We return to Mallory who offers all former spouses of Mr. Immortal to share his fortune in eight ways. Naturally, they object because some had been married to him much longer than others – one of them even “had a child with that idiot”.
Meanwhile, Jen gets drunk, which is a recurring theme on this show: if trouble gets you kids down, drink like there’s no tomorrow and hope your superhero powers are enough to keep you going. give you a hangover.
Back at the office, Nikki quickly arranges everything with the ex-spouses. She rewards the group with money and… several moments of intimate eye contact with Mr. Immortal because that’s all a woman wants. It’s funny.
Now Jen is drunk flirting with Josh. At one point the music picks up and she tells her new boyfriend that she just wanted to come to a wedding to show how well she is doing in life. Not really. She says that.
Josh tells her that he thinks she’s pretty awesome and she runs outside to vomit up the horrible amount of booze she’s consumed (is this show really about an alcoholic who is in desperate need of an intervention ?). Titania takes the opportunity to hit our brave daughter. A half-ass fight breaks out. Titania convinces Jen to transform into She-Hulk and the two women face off during the wedding party until Titania slips on ice and breaks her veneers. Gah!
Lulu walks in and everyone braces for the worst, but somehow she’s overjoyed to see She-Hulk. I guess she’s drunk too. So, thanks to a good dose of alcohol and violence, everything went well.
Mallory and Nikki discuss their super tough case and accidentally stumble upon a website called Intelligencia filled with people who hate this troll show who want She-Hulk dead. Nikki rushes to tell Jen since some of the comments include death threats, but Jen is too busy eating fries with Josh to get the message. The camera zooms out and we see scientists in hazmat suits and rubber gloves placing a scary needle inside a metal briefcase. End.
Final Thoughts on She-Hulk Episode 6
This episode of She-Hulk felt closer in spirit to what the showrunners of our big green heroine are ultimately striving for – 30 rock-ish levels of crazy comedy – even if they fall well short of their objective. You see, to accomplish such a task, you need to have A) Tina Fey and B) great writers who know how to create clever satire. In 30 Rock, we actually care about Liz Lemon; his difficulties, his dreams. Despite minimal success in the television industry, the character’s work issues often seeped into her personal life and made happiness, love, and even motherhood harder to achieve. 30 Rock also applauded the establishment and poked fun at our largely male-dominated society, albeit in a thoughtful, insightful, and extremely funny way. My God, I miss this show. (For a similarly styled comedy that also features a healthy dose of Tina Fey, check out Hulu’s terrific Only Murders in the Building.)

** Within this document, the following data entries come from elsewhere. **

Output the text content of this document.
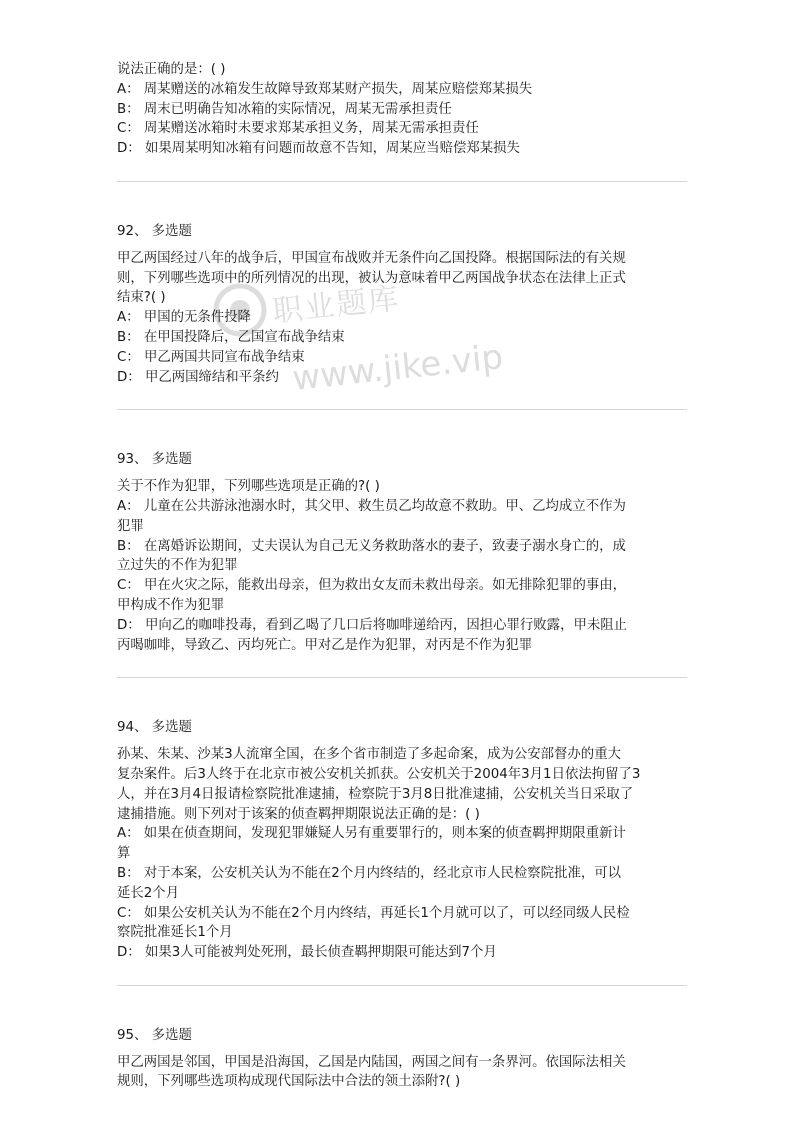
职业题库
www.jike.vip

说法正确的是：( )

A： 周某赠送的冰箱发生故障导致郑某财产损失，周某应赔偿郑某损失

B： 周末已明确告知冰箱的实际情况，周某无需承担责任

C： 周某赠送冰箱时未要求郑某承担义务，周某无需承担责任

D： 如果周某明知冰箱有问题而故意不告知，周某应当赔偿郑某损失

92、 多选题

甲乙两国经过八年的战争后，甲国宣布战败并无条件向乙国投降。根据国际法的有关规

则，下列哪些选项中的所列情况的出现，被认为意味着甲乙两国战争状态在法律上正式

结束?( )

A： 甲国的无条件投降

B： 在甲国投降后，乙国宣布战争结束

C： 甲乙两国共同宣布战争结束

D： 甲乙两国缔结和平条约

93、 多选题

关于不作为犯罪，下列哪些选项是正确的?( )

A： 儿童在公共游泳池溺水时，其父甲、救生员乙均故意不救助。甲、乙均成立不作为

犯罪

B： 在离婚诉讼期间，丈夫误认为自己无义务救助落水的妻子，致妻子溺水身亡的，成

立过失的不作为犯罪

C： 甲在火灾之际，能救出母亲，但为救出女友而未救出母亲。如无排除犯罪的事由，

甲构成不作为犯罪

D： 甲向乙的咖啡投毒，看到乙喝了几口后将咖啡递给丙，因担心罪行败露，甲未阻止

丙喝咖啡，导致乙、丙均死亡。甲对乙是作为犯罪，对丙是不作为犯罪

94、 多选题

孙某、朱某、沙某3人流窜全国，在多个省市制造了多起命案，成为公安部督办的重大

复杂案件。后3人终于在北京市被公安机关抓获。公安机关于2004年3月1日依法拘留了3

人，并在3月4日报请检察院批准逮捕，检察院于3月8日批准逮捕，公安机关当日采取了

逮捕措施。则下列对于该案的侦查羁押期限说法正确的是：( )

A： 如果在侦查期间，发现犯罪嫌疑人另有重要罪行的，则本案的侦查羁押期限重新计

算

B： 对于本案，公安机关认为不能在2个月内终结的，经北京市人民检察院批准，可以

延长2个月

C： 如果公安机关认为不能在2个月内终结，再延长1个月就可以了，可以经同级人民检

察院批准延长1个月

D： 如果3人可能被判处死刑，最长侦查羁押期限可能达到7个月

95、 多选题

甲乙两国是邻国，甲国是沿海国，乙国是内陆国，两国之间有一条界河。依国际法相关

规则，下列哪些选项构成现代国际法中合法的领土添附?( )
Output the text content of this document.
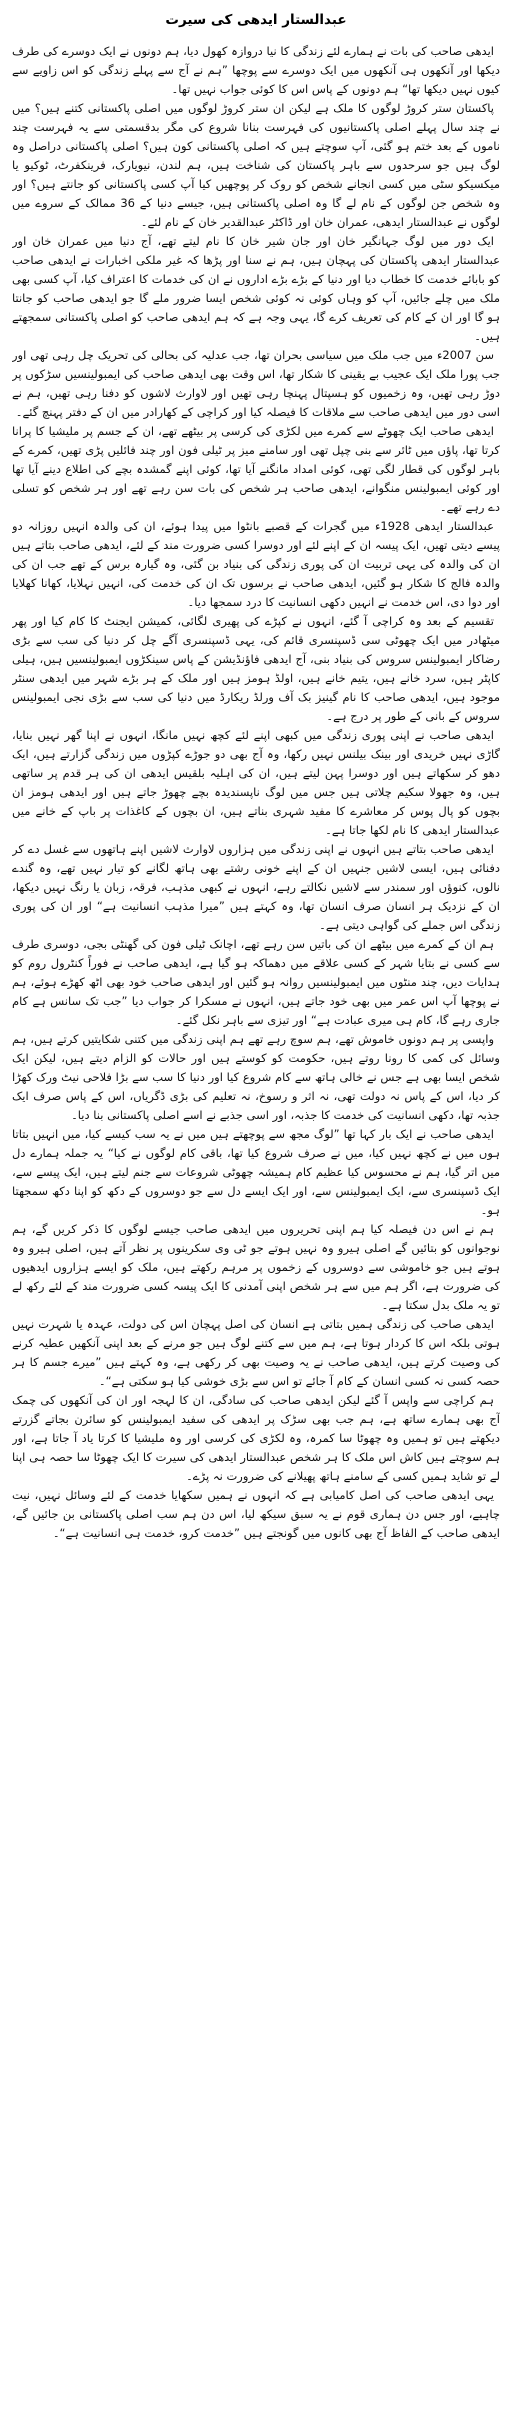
عبدالستار ایدھی کی سیرت

ایدھی صاحب کی بات نے ہمارے لئے زندگی کا نیا دروازہ کھول دیا، ہم دونوں نے ایک دوسرے کی طرف دیکھا اور آنکھوں ہی آنکھوں میں ایک دوسرے سے پوچھا ”ہم نے آج سے پہلے زندگی کو اس زاویے سے کیوں نہیں دیکھا تھا“ ہم دونوں کے پاس اس کا کوئی جواب نہیں تھا۔

پاکستان ستر کروڑ لوگوں کا ملک ہے لیکن ان ستر کروڑ لوگوں میں اصلی پاکستانی کتنے ہیں؟ میں نے چند سال پہلے اصلی پاکستانیوں کی فہرست بنانا شروع کی مگر بدقسمتی سے یہ فہرست چند ناموں کے بعد ختم ہو گئی، آپ سوچتے ہیں کہ اصلی پاکستانی کون ہیں؟ اصلی پاکستانی دراصل وہ لوگ ہیں جو سرحدوں سے باہر پاکستان کی شناخت ہیں، ہم لندن، نیویارک، فرینکفرٹ، ٹوکیو یا میکسیکو سٹی میں کسی انجانے شخص کو روک کر پوچھیں کیا آپ کسی پاکستانی کو جانتے ہیں؟ اور وہ شخص جن لوگوں کے نام لے گا وہ اصلی پاکستانی ہیں، جیسے دنیا کے 36 ممالک کے سروے میں لوگوں نے عبدالستار ایدھی، عمران خان اور ڈاکٹر عبدالقدیر خان کے نام لئے۔

ایک دور میں لوگ جہانگیر خان اور جان شیر خان کا نام لیتے تھے، آج دنیا میں عمران خان اور عبدالستار ایدھی پاکستان کی پہچان ہیں، ہم نے سنا اور پڑھا کہ غیر ملکی اخبارات نے ایدھی صاحب کو بابائے خدمت کا خطاب دیا اور دنیا کے بڑے بڑے اداروں نے ان کی خدمات کا اعتراف کیا، آپ کسی بھی ملک میں چلے جائیں، آپ کو وہاں کوئی نہ کوئی شخص ایسا ضرور ملے گا جو ایدھی صاحب کو جانتا ہو گا اور ان کے کام کی تعریف کرے گا، یہی وجہ ہے کہ ہم ایدھی صاحب کو اصلی پاکستانی سمجھتے ہیں۔

سن 2007ء میں جب ملک میں سیاسی بحران تھا، جب عدلیہ کی بحالی کی تحریک چل رہی تھی اور جب پورا ملک ایک عجیب بے یقینی کا شکار تھا، اس وقت بھی ایدھی صاحب کی ایمبولینسیں سڑکوں پر دوڑ رہی تھیں، وہ زخمیوں کو ہسپتال پہنچا رہی تھیں اور لاوارث لاشوں کو دفنا رہی تھیں، ہم نے اسی دور میں ایدھی صاحب سے ملاقات کا فیصلہ کیا اور کراچی کے کھارادر میں ان کے دفتر پہنچ گئے۔

ایدھی صاحب ایک چھوٹے سے کمرے میں لکڑی کی کرسی پر بیٹھے تھے، ان کے جسم پر ملیشیا کا پرانا کرتا تھا، پاؤں میں ٹائر سے بنی چپل تھی اور سامنے میز پر ٹیلی فون اور چند فائلیں پڑی تھیں، کمرے کے باہر لوگوں کی قطار لگی تھی، کوئی امداد مانگنے آیا تھا، کوئی اپنے گمشدہ بچے کی اطلاع دینے آیا تھا اور کوئی ایمبولینس منگوانے، ایدھی صاحب ہر شخص کی بات سن رہے تھے اور ہر شخص کو تسلی دے رہے تھے۔

عبدالستار ایدھی 1928ء میں گجرات کے قصبے بانٹوا میں پیدا ہوئے، ان کی والدہ انہیں روزانہ دو پیسے دیتی تھیں، ایک پیسہ ان کے اپنے لئے اور دوسرا کسی ضرورت مند کے لئے، ایدھی صاحب بتاتے ہیں ان کی والدہ کی یہی تربیت ان کی پوری زندگی کی بنیاد بن گئی، وہ گیارہ برس کے تھے جب ان کی والدہ فالج کا شکار ہو گئیں، ایدھی صاحب نے برسوں تک ان کی خدمت کی، انہیں نہلایا، کھانا کھلایا اور دوا دی، اس خدمت نے انہیں دکھی انسانیت کا درد سمجھا دیا۔

تقسیم کے بعد وہ کراچی آ گئے، انہوں نے کپڑے کی پھیری لگائی، کمیشن ایجنٹ کا کام کیا اور پھر میٹھادر میں ایک چھوٹی سی ڈسپنسری قائم کی، یہی ڈسپنسری آگے چل کر دنیا کی سب سے بڑی رضاکار ایمبولینس سروس کی بنیاد بنی، آج ایدھی فاؤنڈیشن کے پاس سینکڑوں ایمبولینسیں ہیں، ہیلی کاپٹر ہیں، سرد خانے ہیں، یتیم خانے ہیں، اولڈ ہومز ہیں اور ملک کے ہر بڑے شہر میں ایدھی سنٹر موجود ہیں، ایدھی صاحب کا نام گینیز بک آف ورلڈ ریکارڈ میں دنیا کی سب سے بڑی نجی ایمبولینس سروس کے بانی کے طور پر درج ہے۔

ایدھی صاحب نے اپنی پوری زندگی میں کبھی اپنے لئے کچھ نہیں مانگا، انہوں نے اپنا گھر نہیں بنایا، گاڑی نہیں خریدی اور بینک بیلنس نہیں رکھا، وہ آج بھی دو جوڑے کپڑوں میں زندگی گزارتے ہیں، ایک دھو کر سکھاتے ہیں اور دوسرا پہن لیتے ہیں، ان کی اہلیہ بلقیس ایدھی ان کی ہر قدم پر ساتھی ہیں، وہ جھولا سکیم چلاتی ہیں جس میں لوگ ناپسندیدہ بچے چھوڑ جاتے ہیں اور ایدھی ہومز ان بچوں کو پال پوس کر معاشرے کا مفید شہری بناتے ہیں، ان بچوں کے کاغذات پر باپ کے خانے میں عبدالستار ایدھی کا نام لکھا جاتا ہے۔

ایدھی صاحب بتاتے ہیں انہوں نے اپنی زندگی میں ہزاروں لاوارث لاشیں اپنے ہاتھوں سے غسل دے کر دفنائی ہیں، ایسی لاشیں جنہیں ان کے اپنے خونی رشتے بھی ہاتھ لگانے کو تیار نہیں تھے، وہ گندے نالوں، کنوؤں اور سمندر سے لاشیں نکالتے رہے، انہوں نے کبھی مذہب، فرقہ، زبان یا رنگ نہیں دیکھا، ان کے نزدیک ہر انسان صرف انسان تھا، وہ کہتے ہیں ”میرا مذہب انسانیت ہے“ اور ان کی پوری زندگی اس جملے کی گواہی دیتی ہے۔

ہم ان کے کمرے میں بیٹھے ان کی باتیں سن رہے تھے، اچانک ٹیلی فون کی گھنٹی بجی، دوسری طرف سے کسی نے بتایا شہر کے کسی علاقے میں دھماکہ ہو گیا ہے، ایدھی صاحب نے فوراً کنٹرول روم کو ہدایات دیں، چند منٹوں میں ایمبولینسیں روانہ ہو گئیں اور ایدھی صاحب خود بھی اٹھ کھڑے ہوئے، ہم نے پوچھا آپ اس عمر میں بھی خود جاتے ہیں، انہوں نے مسکرا کر جواب دیا ”جب تک سانس ہے کام جاری رہے گا، کام ہی میری عبادت ہے“ اور تیزی سے باہر نکل گئے۔

واپسی پر ہم دونوں خاموش تھے، ہم سوچ رہے تھے ہم اپنی زندگی میں کتنی شکایتیں کرتے ہیں، ہم وسائل کی کمی کا رونا روتے ہیں، حکومت کو کوستے ہیں اور حالات کو الزام دیتے ہیں، لیکن ایک شخص ایسا بھی ہے جس نے خالی ہاتھ سے کام شروع کیا اور دنیا کا سب سے بڑا فلاحی نیٹ ورک کھڑا کر دیا، اس کے پاس نہ دولت تھی، نہ اثر و رسوخ، نہ تعلیم کی بڑی ڈگریاں، اس کے پاس صرف ایک جذبہ تھا، دکھی انسانیت کی خدمت کا جذبہ، اور اسی جذبے نے اسے اصلی پاکستانی بنا دیا۔

ایدھی صاحب نے ایک بار کہا تھا ”لوگ مجھ سے پوچھتے ہیں میں نے یہ سب کیسے کیا، میں انہیں بتاتا ہوں میں نے کچھ نہیں کیا، میں نے صرف شروع کیا تھا، باقی کام لوگوں نے کیا“ یہ جملہ ہمارے دل میں اتر گیا، ہم نے محسوس کیا عظیم کام ہمیشہ چھوٹی شروعات سے جنم لیتے ہیں، ایک پیسے سے، ایک ڈسپنسری سے، ایک ایمبولینس سے، اور ایک ایسے دل سے جو دوسروں کے دکھ کو اپنا دکھ سمجھتا ہو۔

ہم نے اس دن فیصلہ کیا ہم اپنی تحریروں میں ایدھی صاحب جیسے لوگوں کا ذکر کریں گے، ہم نوجوانوں کو بتائیں گے اصلی ہیرو وہ نہیں ہوتے جو ٹی وی سکرینوں پر نظر آتے ہیں، اصلی ہیرو وہ ہوتے ہیں جو خاموشی سے دوسروں کے زخموں پر مرہم رکھتے ہیں، ملک کو ایسے ہزاروں ایدھیوں کی ضرورت ہے، اگر ہم میں سے ہر شخص اپنی آمدنی کا ایک پیسہ کسی ضرورت مند کے لئے رکھ لے تو یہ ملک بدل سکتا ہے۔

ایدھی صاحب کی زندگی ہمیں بتاتی ہے انسان کی اصل پہچان اس کی دولت، عہدہ یا شہرت نہیں ہوتی بلکہ اس کا کردار ہوتا ہے، ہم میں سے کتنے لوگ ہیں جو مرنے کے بعد اپنی آنکھیں عطیہ کرنے کی وصیت کرتے ہیں، ایدھی صاحب نے یہ وصیت بھی کر رکھی ہے، وہ کہتے ہیں ”میرے جسم کا ہر حصہ کسی نہ کسی انسان کے کام آ جائے تو اس سے بڑی خوشی کیا ہو سکتی ہے“۔

ہم کراچی سے واپس آ گئے لیکن ایدھی صاحب کی سادگی، ان کا لہجہ اور ان کی آنکھوں کی چمک آج بھی ہمارے ساتھ ہے، ہم جب بھی سڑک پر ایدھی کی سفید ایمبولینس کو سائرن بجاتے گزرتے دیکھتے ہیں تو ہمیں وہ چھوٹا سا کمرہ، وہ لکڑی کی کرسی اور وہ ملیشیا کا کرتا یاد آ جاتا ہے، اور ہم سوچتے ہیں کاش اس ملک کا ہر شخص عبدالستار ایدھی کی سیرت کا ایک چھوٹا سا حصہ ہی اپنا لے تو شاید ہمیں کسی کے سامنے ہاتھ پھیلانے کی ضرورت نہ پڑے۔

یہی ایدھی صاحب کی اصل کامیابی ہے کہ انہوں نے ہمیں سکھایا خدمت کے لئے وسائل نہیں، نیت چاہیے، اور جس دن ہماری قوم نے یہ سبق سیکھ لیا، اس دن ہم سب اصلی پاکستانی بن جائیں گے، ایدھی صاحب کے الفاظ آج بھی کانوں میں گونجتے ہیں ”خدمت کرو، خدمت ہی انسانیت ہے“۔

She-Hulk, on the other hand, thinks it’s hilarious, and the whole cast seems to be having fun, but no one has a good grasp of the material. The series looks more like parody than comedy and is far too lazy to achieve the kind of success it probably should. There was an opportunity to explore the nuances of the superhero genre from a female perspective in a witty and insightful way. Unfortunately, She-Hulk seems to have been written by a group of bitter Hollywood ex-wives who were far too in love with themselves to see the potential of the source material. We lament possibilities more than we appreciate successes.
Who cares about a character whose problems are so easily overcome? Who cares about court cases when writers don’t seem to know the first thing about the law? Who cares about superheroes when they live in a world completely devoid of consequences?
The creative minds behind She-Hulk: Attorney at Law certainly don’t, but they do love booze.